Tunisie: Ben Ali, 23 ans de dictature dans le pays

19 Septembre 2019

L'ancien président tunisien est décédé en Arabie Saoudite, où il vivait en exil depuis la révolution de 2011, qui l'avait chassé du pouvoir. Portrait de celui qui a dirigé la Tunisie pendant près d'un quart de siècle.

C'est le 7 novembre 1987, à la faveur d'un "coup d'Etat médical", que Ben Ali accède au pouvoir. Alors Premier ministre, il convoque sept médecins, leur intimant l'ordre de déclarer le père de l'indépendance, Habib Bourguiba « dans l'incapacité d'exercer ses fonctions », car frappé de sénilité.

Une fois installé, Ben Ali promet aux Tunisiens l'ouverture démocratique, l'entrée du pays dans la modernité politique et le multipartisme. Mais les promesses sont très vite oubliées. Le président instaure progressivement un régime répressif.

Un homme apprécié à l'étranger

Militaire de carrière, formé notamment en France et aux Etats-Unis, Ben Ali s'appuie sur l'appareil policier pour étouffer toute contestation, surtout celle des islamistes. Des opposants sont également arrêtés et gardés au silence. La presse et les syndicats ne sont pas épargnés. Il met également en place un système méticuleux de surveillance de toute la population.

Pendant ces 23 années de règne, Ben Ali bénéficie du soutien sans faille d'une bonne partie de la communauté internationale pour qui l'homme constitue un rempart contre les islamistes.

Sur le plan social, Ben Ali se vantait de ses acquis et affirmait avoir amélioré le niveau de vie de ses compatriotes et d'avoir fait de la Tunisie un pays moderne. Vrai ou faux ? La rue se chargera de répondre à cette question.

Chassé par la rue

Le chômage, la misère, la corruption et la marginalisation de régions entières s'illustrent dramatiquement le 17 décembre 2010 avec l'immolation du marchand ambulant Mohamed Bouazizi. Ce drame donne le coup d'envoi de la révolution tunisienne et du printemps arabe, un vent de contestation qui va souffler sur plusieurs pays de la région, dont l'Egypte.

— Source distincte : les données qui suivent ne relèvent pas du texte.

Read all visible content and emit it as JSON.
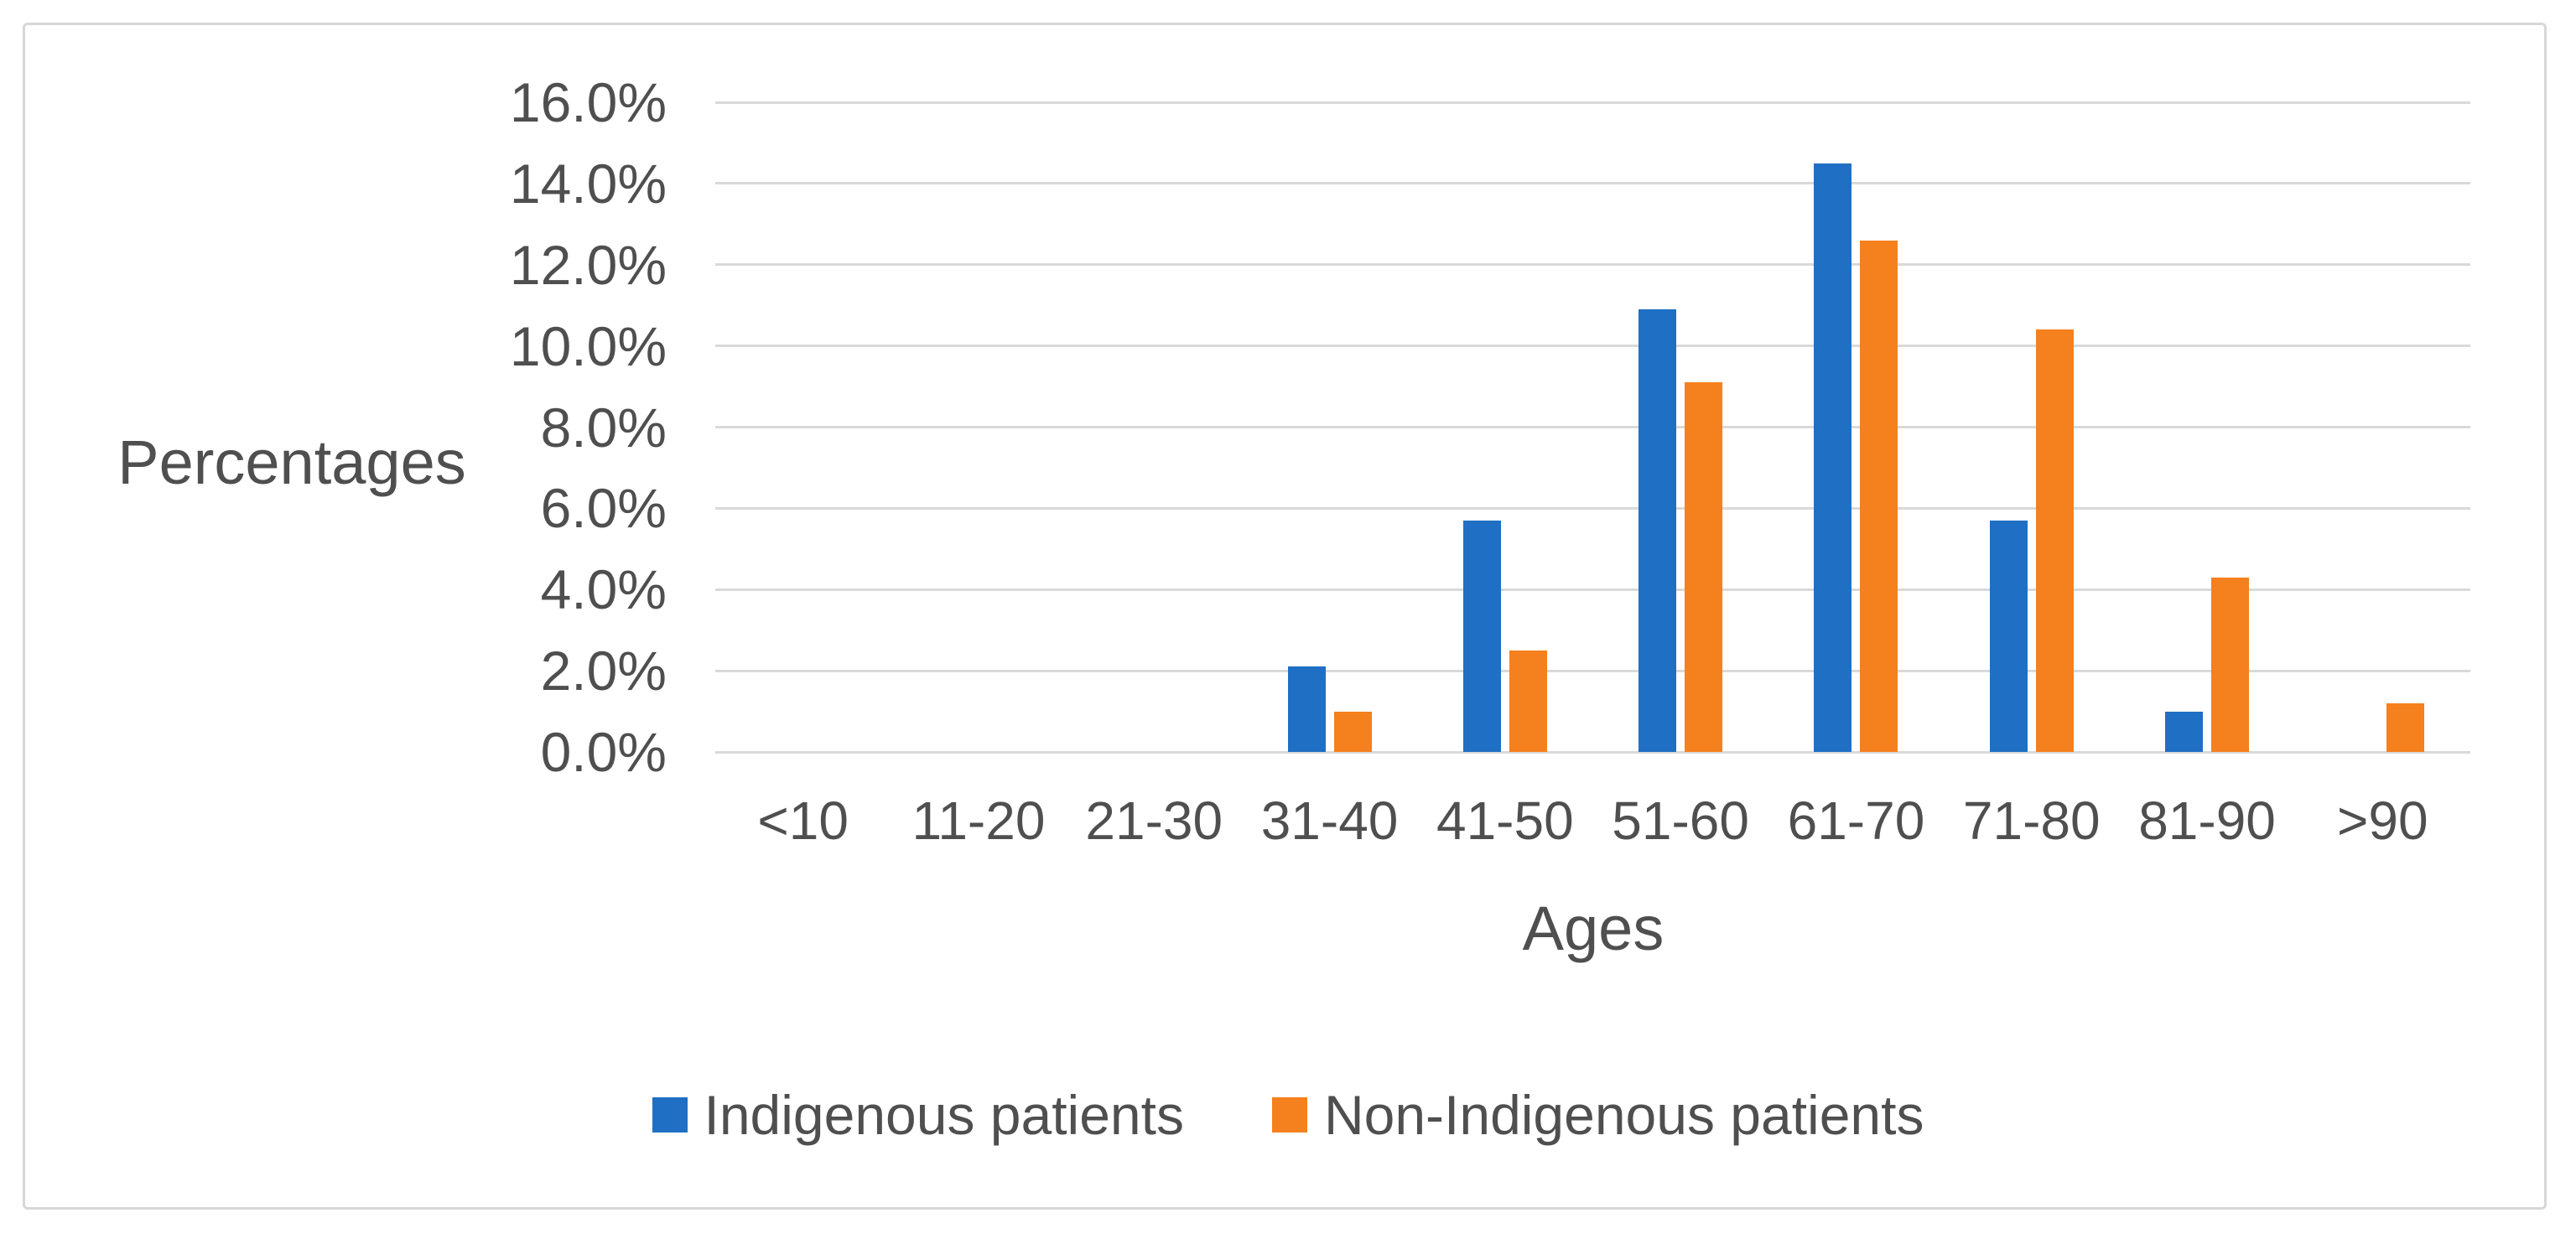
{
  "chart_data": {
    "type": "bar",
    "title": "",
    "xlabel": "Ages",
    "ylabel": "Percentages",
    "categories": [
      "<10",
      "11-20",
      "21-30",
      "31-40",
      "41-50",
      "51-60",
      "61-70",
      "71-80",
      "81-90",
      ">90"
    ],
    "series": [
      {
        "name": "Indigenous patients",
        "color": "#1f6fc4",
        "values": [
          0,
          0,
          0,
          2.1,
          5.7,
          10.9,
          14.5,
          5.7,
          1.0,
          0
        ]
      },
      {
        "name": "Non-Indigenous patients",
        "color": "#f5801e",
        "values": [
          0,
          0,
          0,
          1.0,
          2.5,
          9.1,
          12.6,
          10.4,
          4.3,
          1.2
        ]
      }
    ],
    "y_tick_labels": [
      "16.0%",
      "14.0%",
      "12.0%",
      "10.0%",
      "8.0%",
      "6.0%",
      "4.0%",
      "2.0%",
      "0.0%"
    ],
    "ylim": [
      0,
      16
    ],
    "ytick_step": 2,
    "grid": true,
    "legend_position": "bottom",
    "colors": {
      "gridline": "#d9d9d9",
      "text": "#4f4f4f",
      "figure_border": "#d7d7d7",
      "background": "#ffffff"
    }
  }
}
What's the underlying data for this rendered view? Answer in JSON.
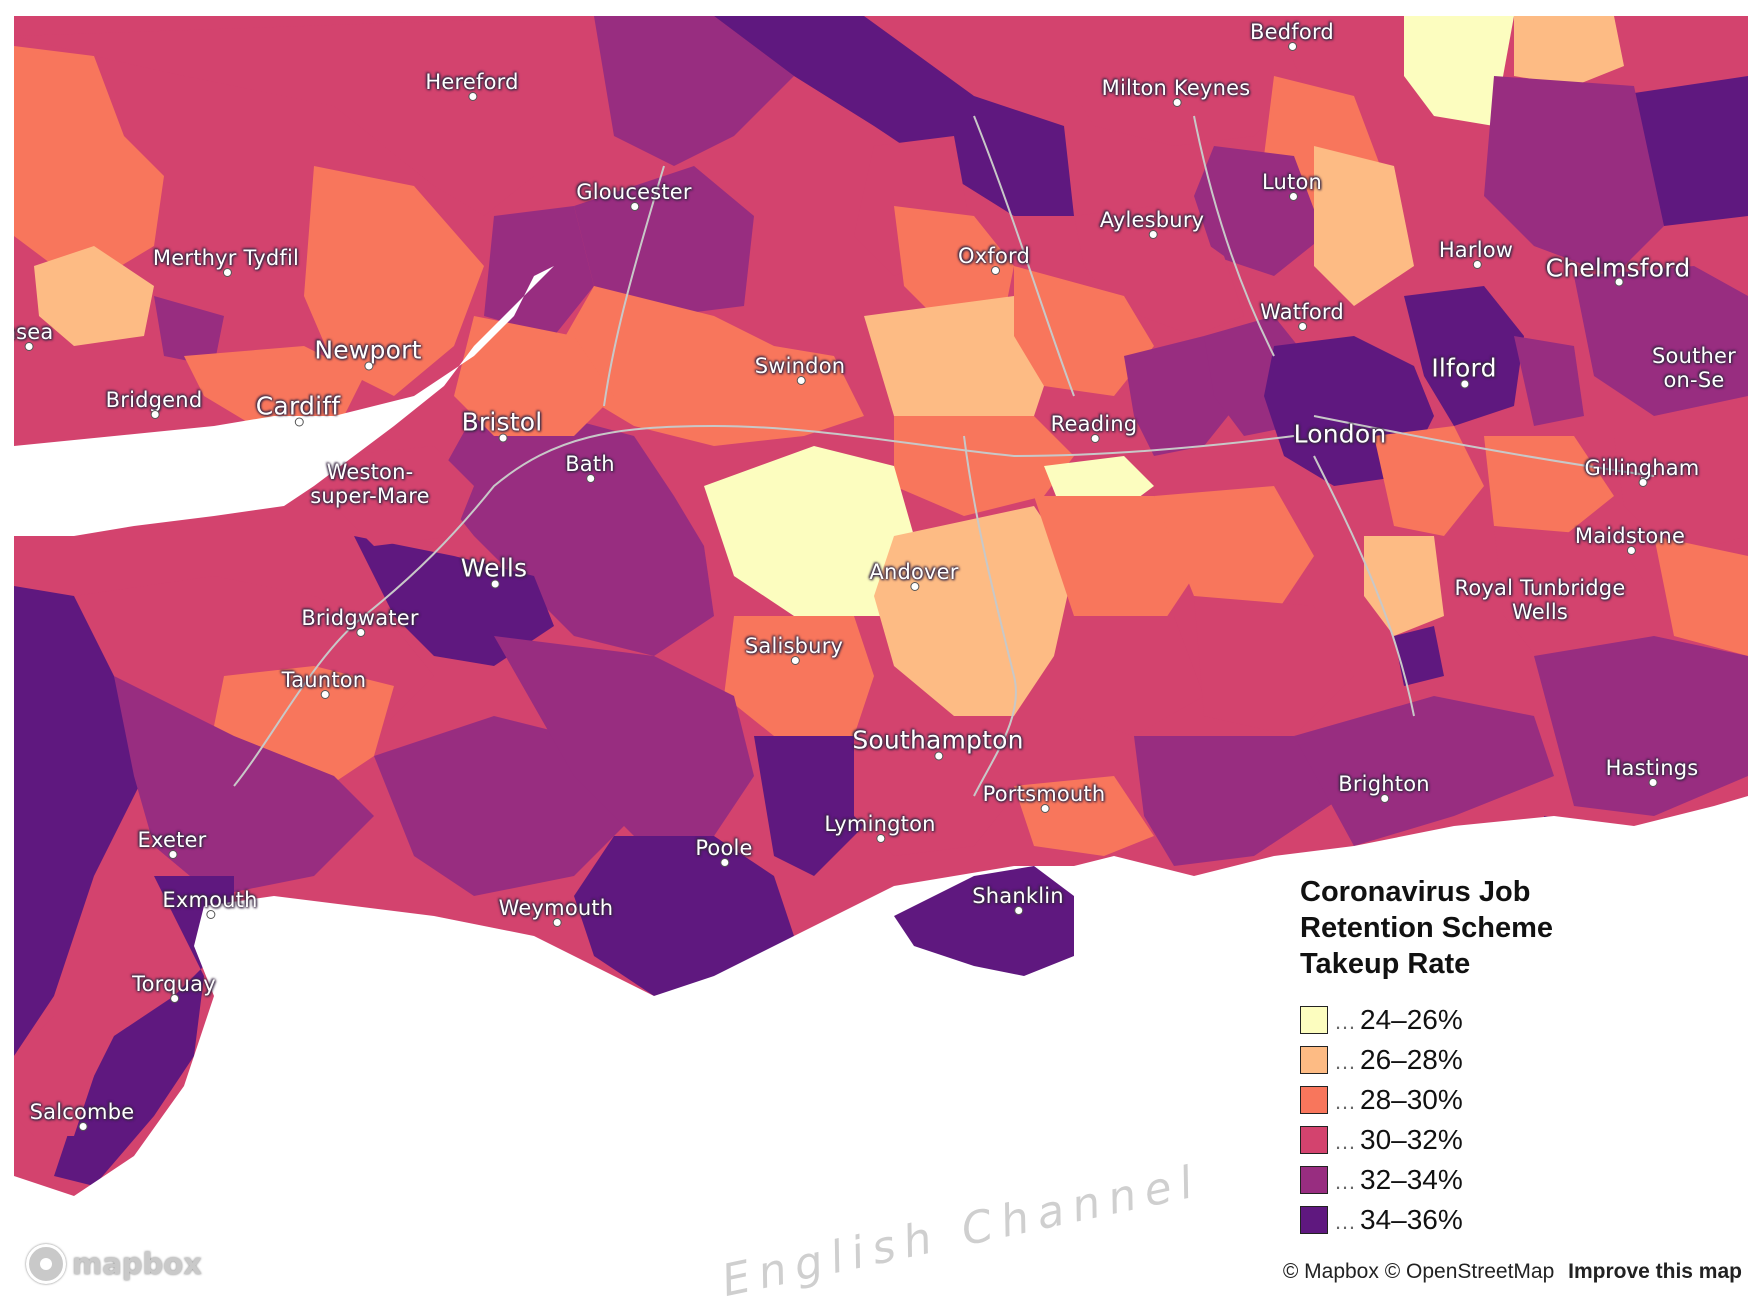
{
  "map": {
    "colors": {
      "band_24_26": "#fcfdbf",
      "band_26_28": "#fdbb84",
      "band_28_30": "#f8765c",
      "band_30_32": "#d3436e",
      "band_32_34": "#982d80",
      "band_34_36": "#5f187f",
      "sea": "#ffffff",
      "roads": "#c8c8c8"
    },
    "places": [
      {
        "id": "hereford",
        "name": "Hereford"
      },
      {
        "id": "bedford",
        "name": "Bedford"
      },
      {
        "id": "milton-keynes",
        "name": "Milton Keynes"
      },
      {
        "id": "gloucester",
        "name": "Gloucester"
      },
      {
        "id": "luton",
        "name": "Luton"
      },
      {
        "id": "aylesbury",
        "name": "Aylesbury"
      },
      {
        "id": "merthyr-tydfil",
        "name": "Merthyr Tydfil"
      },
      {
        "id": "oxford",
        "name": "Oxford"
      },
      {
        "id": "harlow",
        "name": "Harlow"
      },
      {
        "id": "chelmsford",
        "name": "Chelmsford"
      },
      {
        "id": "swansea",
        "name": "nsea"
      },
      {
        "id": "watford",
        "name": "Watford"
      },
      {
        "id": "newport",
        "name": "Newport"
      },
      {
        "id": "swindon",
        "name": "Swindon"
      },
      {
        "id": "ilford",
        "name": "Ilford"
      },
      {
        "id": "southend-on-sea",
        "name": "Southend-on-Sea",
        "lines": [
          "Souther",
          "on-Se"
        ]
      },
      {
        "id": "bridgend",
        "name": "Bridgend"
      },
      {
        "id": "cardiff",
        "name": "Cardiff"
      },
      {
        "id": "bristol",
        "name": "Bristol"
      },
      {
        "id": "reading",
        "name": "Reading"
      },
      {
        "id": "london",
        "name": "London"
      },
      {
        "id": "weston-super-mare",
        "name": "Weston-super-Mare",
        "lines": [
          "Weston-",
          "super-Mare"
        ]
      },
      {
        "id": "bath",
        "name": "Bath"
      },
      {
        "id": "gillingham",
        "name": "Gillingham"
      },
      {
        "id": "maidstone",
        "name": "Maidstone"
      },
      {
        "id": "wells",
        "name": "Wells"
      },
      {
        "id": "andover",
        "name": "Andover"
      },
      {
        "id": "royal-tunbridge-wells",
        "name": "Royal Tunbridge Wells",
        "lines": [
          "Royal Tunbridge",
          "Wells"
        ]
      },
      {
        "id": "bridgwater",
        "name": "Bridgwater"
      },
      {
        "id": "salisbury",
        "name": "Salisbury"
      },
      {
        "id": "taunton",
        "name": "Taunton"
      },
      {
        "id": "southampton",
        "name": "Southampton"
      },
      {
        "id": "hastings",
        "name": "Hastings"
      },
      {
        "id": "portsmouth",
        "name": "Portsmouth"
      },
      {
        "id": "brighton",
        "name": "Brighton"
      },
      {
        "id": "lymington",
        "name": "Lymington"
      },
      {
        "id": "exeter",
        "name": "Exeter"
      },
      {
        "id": "poole",
        "name": "Poole"
      },
      {
        "id": "shanklin",
        "name": "Shanklin"
      },
      {
        "id": "exmouth",
        "name": "Exmouth"
      },
      {
        "id": "weymouth",
        "name": "Weymouth"
      },
      {
        "id": "torquay",
        "name": "Torquay"
      },
      {
        "id": "salcombe",
        "name": "Salcombe"
      }
    ],
    "sea_label": "English Channel"
  },
  "legend": {
    "title": "Coronavirus Job Retention Scheme Takeup Rate",
    "items": [
      {
        "label": "24–26%",
        "color": "#fcfdbf"
      },
      {
        "label": "26–28%",
        "color": "#fdbb84"
      },
      {
        "label": "28–30%",
        "color": "#f8765c"
      },
      {
        "label": "30–32%",
        "color": "#d3436e"
      },
      {
        "label": "32–34%",
        "color": "#982d80"
      },
      {
        "label": "34–36%",
        "color": "#5f187f"
      }
    ],
    "leader": "…"
  },
  "footer": {
    "logo_text": "mapbox",
    "attribution": "© Mapbox © OpenStreetMap",
    "improve_link": "Improve this map"
  }
}
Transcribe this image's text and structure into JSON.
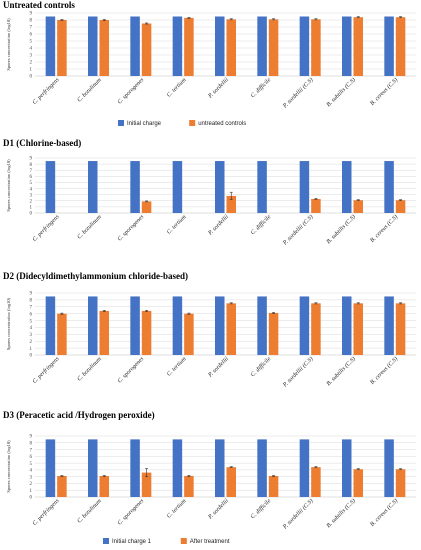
{
  "colors": {
    "initial": "#4472C4",
    "after": "#ED7D31",
    "grid": "#d9d9d9",
    "axis": "#bfbfbf",
    "err": "#333333"
  },
  "chart_data": [
    {
      "type": "bar",
      "title": "Untreated controls",
      "ylabel": "Spores concentration (log10)",
      "ylim": [
        0,
        9
      ],
      "yticks": [
        "0",
        "1",
        "2",
        "3",
        "4",
        "5",
        "6",
        "7",
        "8",
        "9"
      ],
      "categories": [
        "C. perfringens",
        "C. botulinum",
        "C. sporogenes",
        "C. tertium",
        "P. sordellii",
        "C. difficile",
        "P. sordellii (C.S)",
        "B. subtilis (C.S)",
        "B. cereus (C.S)"
      ],
      "series": [
        {
          "name": "Initial charge",
          "values": [
            8.5,
            8.5,
            8.5,
            8.5,
            8.5,
            8.5,
            8.5,
            8.5,
            8.5
          ]
        },
        {
          "name": "untreated controls",
          "values": [
            8.0,
            8.0,
            7.5,
            8.3,
            8.1,
            8.1,
            8.1,
            8.4,
            8.4
          ]
        }
      ],
      "errors": [
        0,
        0,
        0,
        0,
        0,
        0,
        0,
        0,
        0
      ],
      "legend": "bottom"
    },
    {
      "type": "bar",
      "title": "D1 (Chlorine-based)",
      "ylabel": "Spores concentration (log10)",
      "ylim": [
        0,
        9
      ],
      "yticks": [
        "0",
        "1",
        "2",
        "3",
        "4",
        "5",
        "6",
        "7",
        "8",
        "9"
      ],
      "categories": [
        "C. perfringens",
        "C. botulinum",
        "C. sporogenes",
        "C. tertium",
        "P. sordellii",
        "C. difficile",
        "P. sordellii (C.S)",
        "B. subtilis (C.S)",
        "B. cereus (C.S)"
      ],
      "series": [
        {
          "values": [
            8.5,
            8.5,
            8.5,
            8.5,
            8.5,
            8.5,
            8.5,
            8.5,
            8.5
          ]
        },
        {
          "values": [
            0,
            0,
            1.9,
            0,
            2.8,
            0,
            2.3,
            2.1,
            2.1
          ]
        }
      ],
      "errors": [
        0,
        0,
        0,
        0,
        0.6,
        0,
        0,
        0,
        0
      ]
    },
    {
      "type": "bar",
      "title": "D2 (Didecyldimethylammonium chloride-based)",
      "ylabel": "Spores concentration (log10)",
      "ylim": [
        0,
        9
      ],
      "yticks": [
        "0",
        "1",
        "2",
        "3",
        "4",
        "5",
        "6",
        "7",
        "8",
        "9"
      ],
      "categories": [
        "C. perfringens",
        "C. botulinum",
        "C. sporogenes",
        "C. tertium",
        "P. sordellii",
        "C. difficile",
        "P. sordellii (C.S)",
        "B. subtilis (C.S)",
        "B. cereus (C.S)"
      ],
      "series": [
        {
          "values": [
            8.5,
            8.5,
            8.5,
            8.5,
            8.5,
            8.5,
            8.5,
            8.5,
            8.5
          ]
        },
        {
          "values": [
            6.0,
            6.4,
            6.4,
            6.0,
            7.5,
            6.1,
            7.5,
            7.5,
            7.5
          ]
        }
      ],
      "errors": [
        0,
        0,
        0,
        0,
        0,
        0,
        0,
        0,
        0
      ]
    },
    {
      "type": "bar",
      "title": "D3 (Peracetic acid /Hydrogen peroxide)",
      "ylabel": "Spores concentration (log10)",
      "ylim": [
        0,
        9
      ],
      "yticks": [
        "0",
        "1",
        "2",
        "3",
        "4",
        "5",
        "6",
        "7",
        "8",
        "9"
      ],
      "categories": [
        "C. perfringens",
        "C. botulinum",
        "C. sporogenes",
        "C. tertium",
        "P. sordellii",
        "C. difficile",
        "P. sordellii (C.S)",
        "B. subtilis (C.S)",
        "B. cereus (C.S)"
      ],
      "series": [
        {
          "name": "Initial charge 1",
          "values": [
            8.5,
            8.5,
            8.5,
            8.5,
            8.5,
            8.5,
            8.5,
            8.5,
            8.5
          ]
        },
        {
          "name": "After treatment",
          "values": [
            3.1,
            3.1,
            3.6,
            3.1,
            4.4,
            3.1,
            4.4,
            4.1,
            4.1
          ]
        }
      ],
      "errors": [
        0,
        0,
        0.6,
        0,
        0,
        0,
        0,
        0,
        0
      ],
      "legend": "bottom"
    }
  ]
}
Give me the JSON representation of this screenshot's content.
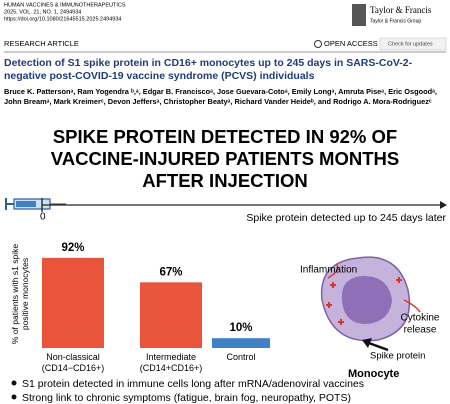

Après un mois de manifestations de rue et près de 300 morts, Ben Ali et son régime sont aux abois. Il fuit le 14 janvier 2011 avec sa femme et son fils vers l'Arabie saoudite.

Condamné par contumace à plus de cent ans d'emprisonnement dans différentes affaires de violations des droits de l'homme et de corruption, la justice tunisienne réclame son extradition. Trop tard : en janvier dernier, Ben Ali était réapparu, à l'occasion du mariage de l'une de ses filles, sur une photo sur laquelle il semblait particulièrement vieilli et amaigri. Neuf mois après, il a tiré sa révérence.